Шут потянулся ко мне и взял из рук бокал.

— Наглец. Украл вино своего господина. Пойди, возьми себе стакан.

Когда я встал, он ответил на мой вопрос:

— Поощряя их, я очень многое узнаю. Кто ждет ребенка от какого-нибудь лорда. У кого образовались серьезные долги. Кто кому изменяет и с кем. Кто наделен Уитом или связан с теми, кто им обладает.

Я чудом не пролил вино.

— И что тебе удалось узнать?

— Все как мы и ожидали, — словно стараясь меня утешить, ответил он. — Про принца и его мать никто ничего не говорит.

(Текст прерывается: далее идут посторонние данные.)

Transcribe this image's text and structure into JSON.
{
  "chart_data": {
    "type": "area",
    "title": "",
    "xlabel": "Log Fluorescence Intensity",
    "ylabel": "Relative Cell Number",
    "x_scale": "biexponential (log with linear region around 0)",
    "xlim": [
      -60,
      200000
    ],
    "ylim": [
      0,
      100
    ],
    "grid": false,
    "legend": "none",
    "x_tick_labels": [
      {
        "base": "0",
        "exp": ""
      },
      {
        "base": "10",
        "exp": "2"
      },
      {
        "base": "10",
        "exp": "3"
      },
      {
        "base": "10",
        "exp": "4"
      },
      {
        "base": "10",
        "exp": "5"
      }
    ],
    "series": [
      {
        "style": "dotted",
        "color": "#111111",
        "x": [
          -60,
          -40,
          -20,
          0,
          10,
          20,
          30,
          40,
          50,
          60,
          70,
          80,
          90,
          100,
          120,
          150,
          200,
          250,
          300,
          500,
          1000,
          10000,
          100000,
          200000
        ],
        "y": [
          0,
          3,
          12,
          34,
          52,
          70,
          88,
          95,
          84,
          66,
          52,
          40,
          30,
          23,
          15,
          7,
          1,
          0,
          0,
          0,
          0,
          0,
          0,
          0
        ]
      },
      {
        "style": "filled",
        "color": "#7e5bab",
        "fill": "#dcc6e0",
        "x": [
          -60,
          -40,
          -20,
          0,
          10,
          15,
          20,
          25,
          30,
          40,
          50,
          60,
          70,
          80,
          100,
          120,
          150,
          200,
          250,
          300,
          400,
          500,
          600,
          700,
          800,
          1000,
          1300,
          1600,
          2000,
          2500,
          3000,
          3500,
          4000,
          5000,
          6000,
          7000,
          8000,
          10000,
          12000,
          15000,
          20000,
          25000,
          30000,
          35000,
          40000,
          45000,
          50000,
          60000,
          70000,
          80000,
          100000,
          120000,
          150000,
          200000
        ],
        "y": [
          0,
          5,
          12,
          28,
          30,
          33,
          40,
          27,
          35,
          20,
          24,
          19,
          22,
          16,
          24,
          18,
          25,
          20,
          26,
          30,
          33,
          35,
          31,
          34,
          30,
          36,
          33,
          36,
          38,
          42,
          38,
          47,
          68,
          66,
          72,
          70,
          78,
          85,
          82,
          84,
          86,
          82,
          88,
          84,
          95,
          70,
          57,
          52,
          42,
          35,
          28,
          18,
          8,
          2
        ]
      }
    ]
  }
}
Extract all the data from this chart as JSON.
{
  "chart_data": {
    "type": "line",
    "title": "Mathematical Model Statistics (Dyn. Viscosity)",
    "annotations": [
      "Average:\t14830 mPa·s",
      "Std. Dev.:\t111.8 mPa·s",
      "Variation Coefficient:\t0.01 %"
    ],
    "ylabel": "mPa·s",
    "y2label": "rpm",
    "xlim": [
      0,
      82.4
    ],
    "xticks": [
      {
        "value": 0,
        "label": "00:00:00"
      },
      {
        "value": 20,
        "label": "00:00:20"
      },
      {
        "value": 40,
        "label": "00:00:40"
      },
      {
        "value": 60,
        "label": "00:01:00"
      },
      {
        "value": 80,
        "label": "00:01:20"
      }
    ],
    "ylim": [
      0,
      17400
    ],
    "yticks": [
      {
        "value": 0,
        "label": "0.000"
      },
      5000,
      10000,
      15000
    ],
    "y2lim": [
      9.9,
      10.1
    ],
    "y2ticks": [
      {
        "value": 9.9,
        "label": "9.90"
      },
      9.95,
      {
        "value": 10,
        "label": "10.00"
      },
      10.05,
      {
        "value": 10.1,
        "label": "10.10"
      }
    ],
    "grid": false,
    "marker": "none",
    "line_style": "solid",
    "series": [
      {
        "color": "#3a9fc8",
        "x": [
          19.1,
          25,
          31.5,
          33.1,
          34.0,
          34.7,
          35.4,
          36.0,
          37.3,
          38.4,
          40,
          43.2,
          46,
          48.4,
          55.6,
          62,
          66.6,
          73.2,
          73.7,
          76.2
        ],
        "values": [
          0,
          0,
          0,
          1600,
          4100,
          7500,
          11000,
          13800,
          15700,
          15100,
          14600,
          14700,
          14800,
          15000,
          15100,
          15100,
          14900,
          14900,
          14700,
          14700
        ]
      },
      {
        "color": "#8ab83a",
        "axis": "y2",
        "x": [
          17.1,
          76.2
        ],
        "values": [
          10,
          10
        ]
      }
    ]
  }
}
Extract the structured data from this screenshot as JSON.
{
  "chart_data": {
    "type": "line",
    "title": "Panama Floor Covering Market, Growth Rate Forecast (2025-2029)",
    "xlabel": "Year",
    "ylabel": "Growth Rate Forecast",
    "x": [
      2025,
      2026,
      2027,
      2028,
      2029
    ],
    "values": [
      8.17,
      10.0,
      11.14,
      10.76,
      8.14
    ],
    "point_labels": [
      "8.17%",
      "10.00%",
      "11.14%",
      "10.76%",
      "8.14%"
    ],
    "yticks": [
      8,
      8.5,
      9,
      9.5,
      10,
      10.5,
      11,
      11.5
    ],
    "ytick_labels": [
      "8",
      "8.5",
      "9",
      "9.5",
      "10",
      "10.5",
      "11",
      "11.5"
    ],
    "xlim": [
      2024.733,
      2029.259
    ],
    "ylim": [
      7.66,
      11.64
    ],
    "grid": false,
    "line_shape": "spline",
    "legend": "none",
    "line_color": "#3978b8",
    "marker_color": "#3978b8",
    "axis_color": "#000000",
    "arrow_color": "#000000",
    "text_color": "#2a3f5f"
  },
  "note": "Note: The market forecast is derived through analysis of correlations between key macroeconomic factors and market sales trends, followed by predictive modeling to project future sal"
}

Никаких сплетен про тебя. Прошел интересный слух о том, что Сивил Брезинга разорвал помолвку с Сайдел Трейдинг, поскольку кто-то из членов ее семьи якобы обладает Уитом. На прошлой неделе изгнаны из Баккипа серебряных дел мастер, наделенный Уитом, его шестеро детей и жена. Леди Эзомаль страшно этим недовольна, потому что она заказала у него два кольца.

Да, и еще: леди Пейшенс держит в своем поместье птичниц, которые наделены Уитом, и ей плевать на то, что об этом всем известно. Кто-то обвинил их в том, что они заколдовали охотничьих соколов, а леди Пейшенс заявила, что Уит на такое не способен. А потом она пригрозила жалобщику, что если он не перестанет напускать своих соколов на черепах, живущих у нее в саду, она прикажет выпороть его на конюшне, и ее совершенно не интересует, чей он кузен.

— Да, Пейшенс, как всегда, разумна и рассудительна — заметил я с улыбкой, и Шут кивнул. Потом я покачал головой и сказал: — Если ненависть к тем, кто обладает Уитом, будет продолжать разгораться, Пейшенс окажется в серьезной опасности. Иногда я жалею, что она столь отважна и часто забывает об осторожности.

— Ты ведь по ней скучаешь, правда? — мягко спросил Шут.

— Да, скучаю, — тяжело вздохнув, ответил я. Даже от этих слов у меня сжалось сердце. Я не просто по ней скучал. Я ее бросил. Сегодня я ее видел — одинокую стареющую женщину, окруженную только верными служанками.

— Но ты не допускаешь возможности дать ей знать, что тебе удалось спастись и ты остался жив?

Я покачал головой.

— Как раз по тем самым причинам, о которых я только что сказал. Пейшенс не знает, что такое осторожность. Она не только объявит эту грандиозную новость во всеуслышание, но и пообещает выпороть на конюшне всякого, кто не будет радоваться вместе с ней. Разумеется, после того, как сначала строго отчитает меня за неслыханное поведение.

— Разумеется.

Мы оба печально улыбались, как люди, которые на миг позволили сердцу помечтать о том, чего боится разум. В камине горел огонь, и его языки лизали свежее полено. За закрытыми ставнями завывал ветер, возвещавший о приближении зимы. Я вдруг подумал, что совсем к ней не подготовился — оставил в саду свой урожай и не позаботился, чтобы мой пони не голодал холодными зимними днями. Впрочем, это были дела другого человека в другой жизни. Я знал, что здесь, в Баккипе, мне не нужно бояться зимы. Я должен был бы чувствовать себя спокойно и уверенно, а мне все казалось, будто меня лишили чего-то очень ценного и важного.